As-needed use of trial medication was comparable between groups at approximately 1.3, 1.3, and 1.4 doses/day in the higher-dose, lower-dose, and albuterol-only groups, respectively.

Acceptable safety profile

Adverse events (AEs) were reported in 46.2, 47.1, and 46.4 percent of patients in the higher-dose, lower-dose, and albuterol-only groups, respectively, and serious AEs (including death) in 5.2, 3.8, and 4.5 percent, respectively. None of the seven deaths were considered related to trial medication. AEs led to discontinuation in 1.0, 0.9, and 0.9 percent, respectively.

The most common AEs were nasopharyngitis, headache, COVID-19, and upper respiratory tract infections.

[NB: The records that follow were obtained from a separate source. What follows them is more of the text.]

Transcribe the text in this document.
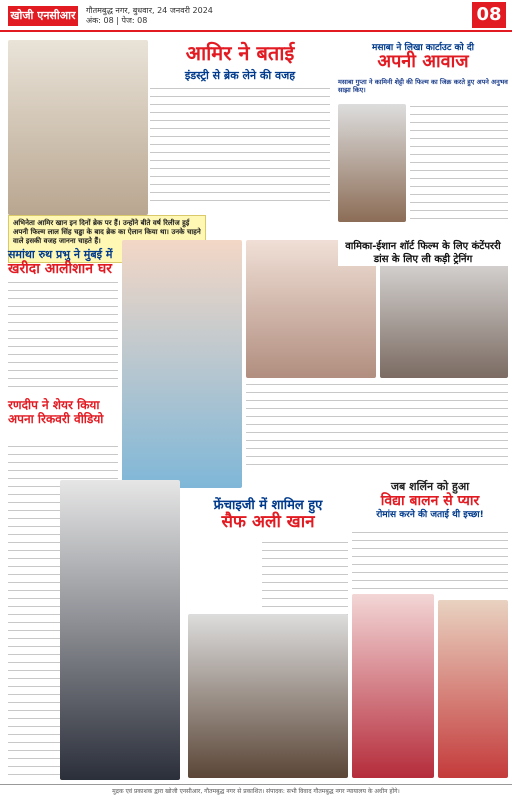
खोजी एनसीआर	गौतमबुद्ध नगर, बुधवार, 24 जनवरी 2024
अंक: 08 | पेज: 08	08
आमिर ने बताई
इंडस्ट्री से ब्रेक लेने की वजह
अभिनेता आमिर खान इन दिनों ब्रेक पर हैं। उन्होंने बीते वर्ष रिलीज हुई अपनी फिल्म लाल सिंह चड्ढा के बाद ब्रेक का ऐलान किया था। उनके चाहने वाले इसकी वजह जानना चाहते हैं।
मसाबा ने लिखा कार्टाउट को दी
अपनी आवाज
मसाबा गुप्ता ने कामिनी शेट्टी की फिल्म का जिक्र करते हुए अपने अनुभव साझा किए।
समांथा रुथ प्रभु ने मुंबई में
खरीदा आलीशान घर
वामिका-ईशान शॉर्ट फिल्म के लिए कंटेंपररी डांस के लिए ली कड़ी ट्रेनिंग
रणदीप ने शेयर किया अपना रिकवरी वीडियो
फ्रेंचाइजी में शामिल हुए
सैफ अली खान
जब शर्लिन को हुआ
विद्या बालन से प्यार
रोमांस करने की जताई थी इच्छा!
मुद्रक एवं प्रकाशक द्वारा खोजी एनसीआर, गौतमबुद्ध नगर से प्रकाशित। संपादक: सभी विवाद गौतमबुद्ध नगर न्यायालय के अधीन होंगे।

The most common inhaled glucocorticoid-related AEs were oral candidiasis, dysphonia, and oropharyngeal candidiasis, all of which occurred at low rates (≤1.0 percent of patients).

“Both doses of albuterol/budesonide had an acceptable safety profile that was consistent with that of the active components, with no safety concerns identified,” said the authors.

A new rescue option

Short-acting β2-agonists (SABAs) are the usual rescue therapy option for asthma symptom exacerbation, said the authors. “However, SABAs have little effect on underlying airway inflammation, and overreliance on SABAs serves as a metric for poor asthma control.”

“Given the risks and limitations of SABA alone as rescue therapy, national and international recommendations call for an inhaled glucocorticoid-containing rescue medication as the preferred as-needed treatment,” they continued.

“Given its acceptable safety profile, the greater efficacy of the fixed-dose combination than of albuterol alone, as well as the absence of a need to change underlying maintenance therapy, indicates that this fixed-dose combination could replace SABA alone as rescue therapy in patients with moderate-to-severe asthma,” the authors concluded.